More information on Programming Assignment would have been helpful . Overall a good course to begin the specialization

创建者 Atieno M S

Aug 16, 2019

The course was a good one with content that's understandable. I can't wait to proceed to the next one

创建者 Wesley H

May 9, 2018

Great introduction to Recommender systems. Really got me thinking about how I could apply them.

创建者 ignacio v

Feb 4, 2019

done it by audit, thnks!!! great stuff guys... but should do some practice in python!

创建者 Lalu P L

Sep 19, 2022

Please update the specialization, it's 2022, and the course slides are from 2016.

创建者 Reza N

Apr 27, 2017

The course was easy to understand. but i find the slides not much of help.

创建者 Nitin P

Nov 17, 2016

I think this is a good course to start exploring recommendation systems.

创建者 Ben C

Oct 29, 2017

I'd really like trying coding, but there's no Python option..

创建者 Mehmet E

Jan 13, 2018

videos are too long... I had to watch them with x2 speed...

创建者 Peter P

Oct 4, 2016

Too theoretical. I hope other parts will have more details.

创建者 Aleshin A

May 18, 2018

It would be better to make practice on Python.

创建者 Aladdin P

Oct 18, 2023

Would've liked honor to be in Python

创建者 Egbert R

Apr 11, 2021

Great course.

创建者 Andre C

Mar 30, 2020

Great course

创建者 Gabriel S

Feb 28, 2019

not so deep

创建者 Chunyang S

Feb 3, 2017

Generally I like the contents of this course. I particularly like that insights are provided in terms of what aspects to consider when designing a recommender system; pros and cons of different approaches. However I'm also extremely bored watching the videos because looking at the lectures reading the scripts (most of the time with very slow speed) is one of the quickest way to send people to sleep. I'd hope the lectures will improve their presenting skills.

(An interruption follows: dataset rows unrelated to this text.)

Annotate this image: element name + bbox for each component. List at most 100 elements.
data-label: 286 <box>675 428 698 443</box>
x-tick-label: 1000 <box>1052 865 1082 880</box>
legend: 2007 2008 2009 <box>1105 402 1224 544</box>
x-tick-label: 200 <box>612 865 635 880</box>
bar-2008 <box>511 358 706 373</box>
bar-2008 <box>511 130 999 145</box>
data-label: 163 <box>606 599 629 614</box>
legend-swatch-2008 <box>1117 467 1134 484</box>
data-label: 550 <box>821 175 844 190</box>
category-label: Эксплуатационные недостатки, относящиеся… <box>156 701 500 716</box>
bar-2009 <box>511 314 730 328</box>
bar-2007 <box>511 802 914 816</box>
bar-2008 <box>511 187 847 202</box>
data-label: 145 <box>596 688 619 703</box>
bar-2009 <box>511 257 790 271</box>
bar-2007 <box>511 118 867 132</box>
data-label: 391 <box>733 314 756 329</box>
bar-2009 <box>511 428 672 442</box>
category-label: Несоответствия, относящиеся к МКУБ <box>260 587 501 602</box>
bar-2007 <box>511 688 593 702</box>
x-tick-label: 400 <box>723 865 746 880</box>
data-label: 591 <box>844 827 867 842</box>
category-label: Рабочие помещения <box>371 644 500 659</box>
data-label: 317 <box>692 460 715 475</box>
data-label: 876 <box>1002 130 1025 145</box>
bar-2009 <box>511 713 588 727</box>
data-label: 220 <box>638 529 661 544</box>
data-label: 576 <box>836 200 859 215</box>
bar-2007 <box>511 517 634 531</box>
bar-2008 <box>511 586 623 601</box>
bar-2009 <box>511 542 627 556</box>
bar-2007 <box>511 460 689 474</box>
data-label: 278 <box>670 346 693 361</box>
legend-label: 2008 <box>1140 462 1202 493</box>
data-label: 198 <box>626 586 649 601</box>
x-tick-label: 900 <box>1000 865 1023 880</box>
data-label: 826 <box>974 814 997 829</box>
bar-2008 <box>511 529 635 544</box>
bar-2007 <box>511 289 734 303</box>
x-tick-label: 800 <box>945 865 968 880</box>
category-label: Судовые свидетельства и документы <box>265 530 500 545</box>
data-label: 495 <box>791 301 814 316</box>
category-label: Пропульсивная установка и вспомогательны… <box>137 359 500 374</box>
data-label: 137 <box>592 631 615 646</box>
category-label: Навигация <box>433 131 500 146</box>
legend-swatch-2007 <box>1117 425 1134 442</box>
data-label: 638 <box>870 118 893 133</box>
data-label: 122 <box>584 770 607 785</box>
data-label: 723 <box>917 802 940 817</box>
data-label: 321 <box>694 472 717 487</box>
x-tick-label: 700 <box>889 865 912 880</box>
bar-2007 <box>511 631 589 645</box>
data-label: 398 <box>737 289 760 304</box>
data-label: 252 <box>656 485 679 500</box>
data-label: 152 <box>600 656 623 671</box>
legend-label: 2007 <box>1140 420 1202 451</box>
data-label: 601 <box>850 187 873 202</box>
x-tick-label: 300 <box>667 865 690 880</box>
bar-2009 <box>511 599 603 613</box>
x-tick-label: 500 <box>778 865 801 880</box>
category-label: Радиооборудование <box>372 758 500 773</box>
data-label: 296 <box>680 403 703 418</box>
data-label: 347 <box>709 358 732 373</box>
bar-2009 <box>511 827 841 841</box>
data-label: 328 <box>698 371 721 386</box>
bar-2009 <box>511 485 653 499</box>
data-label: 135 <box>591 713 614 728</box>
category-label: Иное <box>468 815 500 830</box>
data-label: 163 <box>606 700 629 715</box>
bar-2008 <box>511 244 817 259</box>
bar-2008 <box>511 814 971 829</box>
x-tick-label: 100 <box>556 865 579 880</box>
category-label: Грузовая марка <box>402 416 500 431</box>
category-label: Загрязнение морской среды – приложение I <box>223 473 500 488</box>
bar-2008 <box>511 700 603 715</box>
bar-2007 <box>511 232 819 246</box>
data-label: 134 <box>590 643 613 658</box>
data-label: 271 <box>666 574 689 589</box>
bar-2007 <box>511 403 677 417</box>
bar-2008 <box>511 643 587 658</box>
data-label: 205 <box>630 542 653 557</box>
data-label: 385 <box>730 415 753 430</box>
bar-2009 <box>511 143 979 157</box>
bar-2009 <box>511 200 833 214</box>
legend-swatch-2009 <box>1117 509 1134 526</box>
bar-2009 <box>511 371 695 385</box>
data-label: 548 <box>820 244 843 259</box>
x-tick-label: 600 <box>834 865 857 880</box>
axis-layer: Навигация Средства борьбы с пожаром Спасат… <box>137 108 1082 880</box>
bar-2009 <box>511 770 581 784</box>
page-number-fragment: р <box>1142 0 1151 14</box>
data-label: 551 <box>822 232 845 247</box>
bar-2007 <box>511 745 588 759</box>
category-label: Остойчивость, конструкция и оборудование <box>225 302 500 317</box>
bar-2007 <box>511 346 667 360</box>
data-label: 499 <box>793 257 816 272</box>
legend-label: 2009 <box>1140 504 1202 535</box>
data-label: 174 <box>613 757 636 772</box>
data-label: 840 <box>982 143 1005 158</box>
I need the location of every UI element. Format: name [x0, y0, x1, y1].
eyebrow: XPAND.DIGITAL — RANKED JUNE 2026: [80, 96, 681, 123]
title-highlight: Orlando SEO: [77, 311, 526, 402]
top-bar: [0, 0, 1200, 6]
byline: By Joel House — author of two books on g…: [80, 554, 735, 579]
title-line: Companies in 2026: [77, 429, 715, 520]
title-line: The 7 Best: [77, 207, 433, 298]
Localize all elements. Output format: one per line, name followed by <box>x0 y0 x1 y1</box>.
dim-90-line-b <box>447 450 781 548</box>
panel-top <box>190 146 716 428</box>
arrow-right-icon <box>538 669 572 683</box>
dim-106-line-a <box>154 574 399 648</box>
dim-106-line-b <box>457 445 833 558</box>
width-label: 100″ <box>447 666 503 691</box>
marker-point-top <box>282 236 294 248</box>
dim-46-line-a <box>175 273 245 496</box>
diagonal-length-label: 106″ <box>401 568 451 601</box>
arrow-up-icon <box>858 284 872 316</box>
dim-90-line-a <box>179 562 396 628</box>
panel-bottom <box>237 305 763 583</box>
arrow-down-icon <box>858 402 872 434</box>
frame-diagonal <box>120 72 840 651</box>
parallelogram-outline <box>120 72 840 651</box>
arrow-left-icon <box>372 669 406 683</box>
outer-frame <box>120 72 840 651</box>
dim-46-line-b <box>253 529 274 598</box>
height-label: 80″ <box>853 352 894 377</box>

Another comment is the honours track assignments should really be put into more thoughts. I passed them with 100% credit, but I didn't feel I gained a lot useful knowledge through this exercise. Generally it felt to me that the complexity of the implementation is much much more than needed in relation to the complexity of the problems. Eventually this assignment became grinding with Java's verbose, annoying syntax and unnecessary computations designed in lab instruction. For example, in the first programming assignment, why if the ModelProvider object already computed the entire map of ratings, and the map is directly needed in the Recommender object, the Model object only provide API to retrieve individual rating but not the entire map?! Isn't it a wasteful computation to reconstruct the rating map? So I doubt the structural design of the program is sensible, or the expected solution would actually be done in real applications. Also I think Java is just a really out-dated, bulky language to work with in this kind of task. It really makes the assignment experience awful.

创建者 Akash S C

Jun 22, 2019

Good course for basic intro to recommender system. However, some basic problems - videos are too long and Java for programming assignment was a huge disappointment. i tried picking the lenskit assignment with java but decided to get rid of it and replicated the assignment in python instead. it was taking too much time to learn Java back which will never be used in regular work for data science. python or R should have been used for prog assignment. time to update the course.